Oncologist, Dr. Jay Brooks, had high hopes for Avastin, saying "we as treating physicians and the public like the idea that we have new ways of treating patients with cancer and it offered hope."
But a new study, commissioned by the FDA, has doctors and patients wondering if that hope really helps.
Dr. Brooks explains that "in longer term follow up it really does not help patients like we originally thought it did."

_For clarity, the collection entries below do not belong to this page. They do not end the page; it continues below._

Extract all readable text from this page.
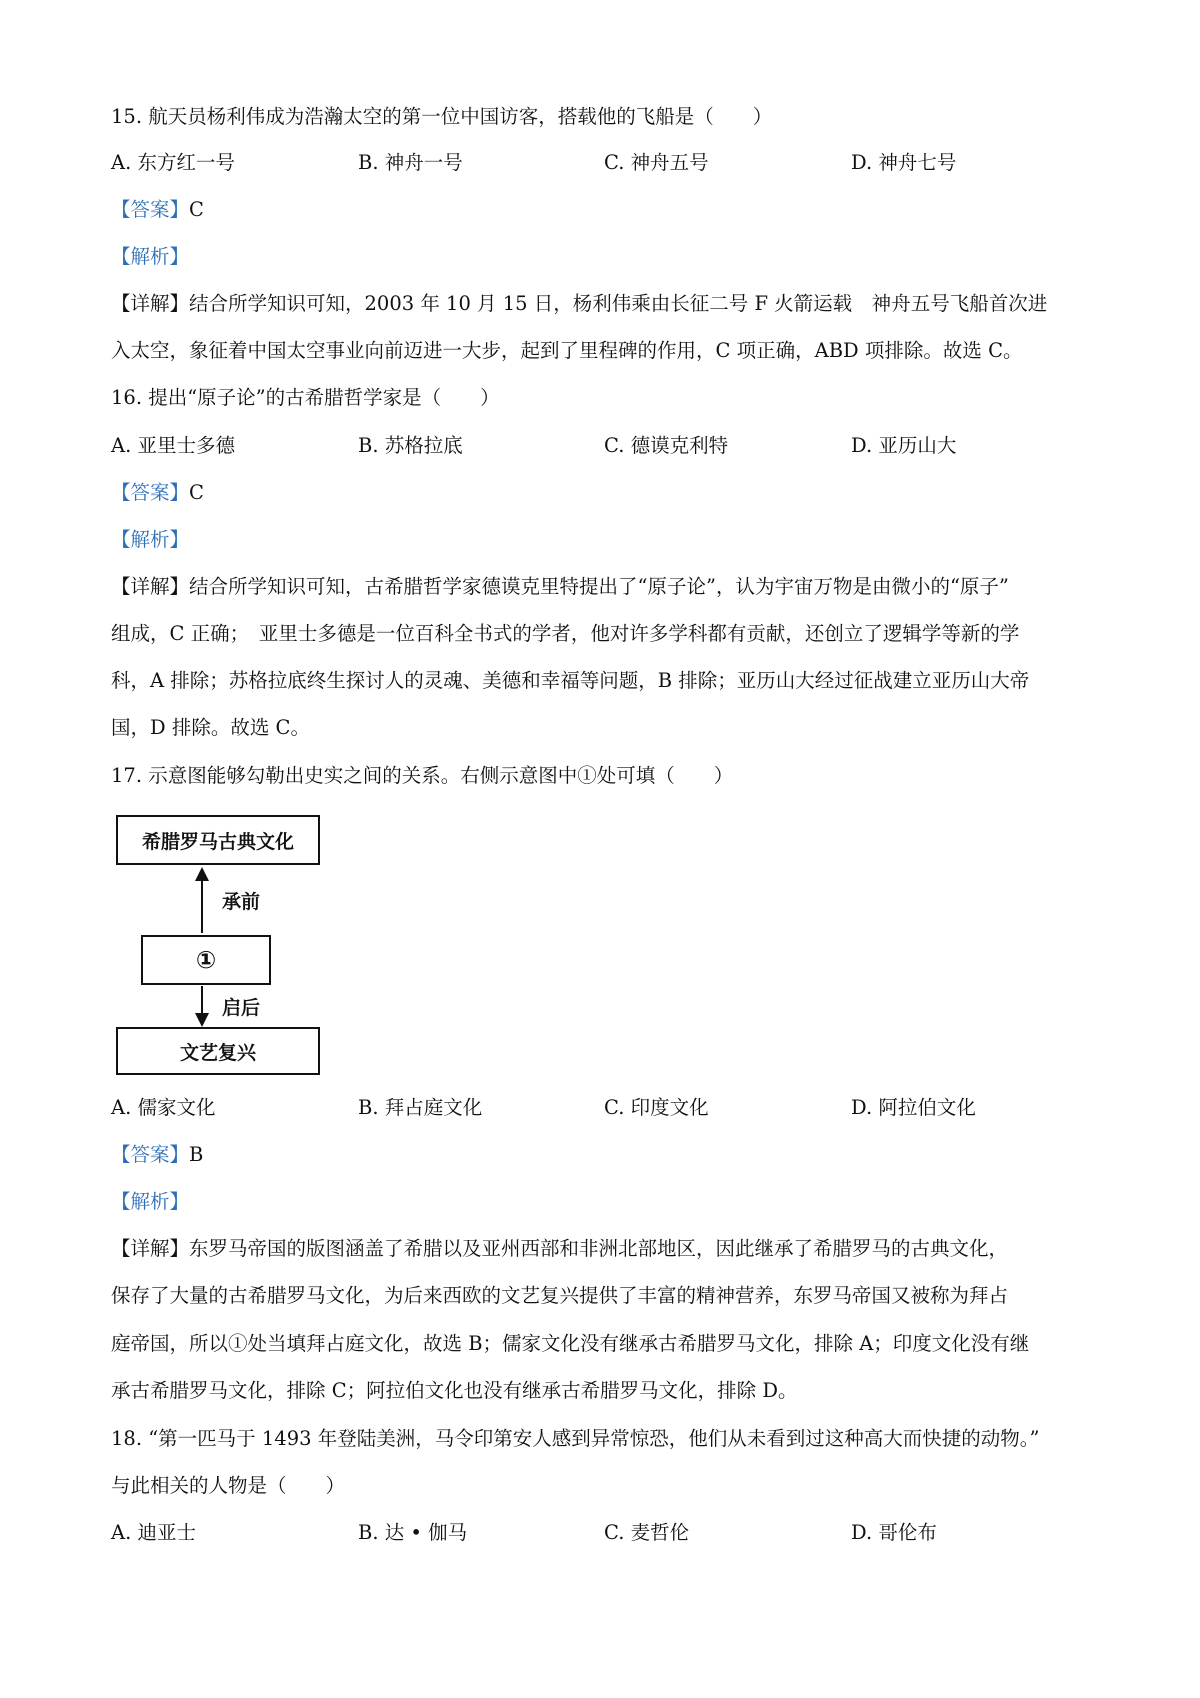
15. 航天员杨利伟成为浩瀚太空的第一位中国访客，搭载他的飞船是（　　）
A. 东方红一号	B. 神舟一号	C. 神舟五号	D. 神舟七号
【答案】C
【解析】
【详解】结合所学知识可知，2003 年 10 月 15 日，杨利伟乘由长征二号 F 火箭运载　神舟五号飞船首次进
入太空，象征着中国太空事业向前迈进一大步，起到了里程碑的作用，C 项正确，ABD 项排除。故选 C。
16. 提出“原子论”的古希腊哲学家是（　　）
A. 亚里士多德	B. 苏格拉底	C. 德谟克利特	D. 亚历山大
【答案】C
【解析】
【详解】结合所学知识可知，古希腊哲学家德谟克里特提出了“原子论”，认为宇宙万物是由微小的“原子”
组成，C 正确；　亚里士多德是一位百科全书式的学者，他对许多学科都有贡献，还创立了逻辑学等新的学
科，A 排除；苏格拉底终生探讨人的灵魂、美德和幸福等问题，B 排除；亚历山大经过征战建立亚历山大帝
国，D 排除。故选 C。
17. 示意图能够勾勒出史实之间的关系。右侧示意图中①处可填（　　）
希腊罗马古典文化
承前
①
启后
文艺复兴
A. 儒家文化	B. 拜占庭文化	C. 印度文化	D. 阿拉伯文化
【答案】B
【解析】
【详解】东罗马帝国的版图涵盖了希腊以及亚州西部和非洲北部地区，因此继承了希腊罗马的古典文化，
保存了大量的古希腊罗马文化，为后来西欧的文艺复兴提供了丰富的精神营养，东罗马帝国又被称为拜占
庭帝国，所以①处当填拜占庭文化，故选 B；儒家文化没有继承古希腊罗马文化，排除 A；印度文化没有继
承古希腊罗马文化，排除 C；阿拉伯文化也没有继承古希腊罗马文化，排除 D。
18. “第一匹马于 1493 年登陆美洲，马令印第安人感到异常惊恐，他们从未看到过这种高大而快捷的动物。”
与此相关的人物是（　　）
A. 迪亚士	B. 达 • 伽马	C. 麦哲伦	D. 哥伦布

Avastin, which is sold by Roche, quickly became the best selling cancer drug in the world, earning $6 billion in sales just last year. When the FDA agreed to fast-track the drug's approval process in 2008, it was thought to be a breakthrough in cancer treatment. That's because Avastin targets the tumor's blood supply. It's an approach researchers thought would starve the cancer and shrink the tumor.
Even before the drug's effectiveness came into question, its side effects were cause for concern.
Dr. Brooks says, "I've had patients experience those side effects, namely blood clots to their lungs. I've had one patient have a perforation of their intestines."
Of the 90 drugs fast-tracked by the FDA, only one has ever had approval withdrawn. That happened just last month when Mylotarg, a rarely used leukemia drug sold by Pfizer, had its approval pulled. And that's just what a panel advising the agency wants the FDA to do, voting 12 to one in favor of revoking approval of Avastin for the treatment of breast cancer.
The FDA will be looking closely at the drug over the next several weeks before making an official decision. Avastin is also used to treat colon, lung, kidney and brain cancers. It's effectiveness in treating breast cancer is the treatment use in question now.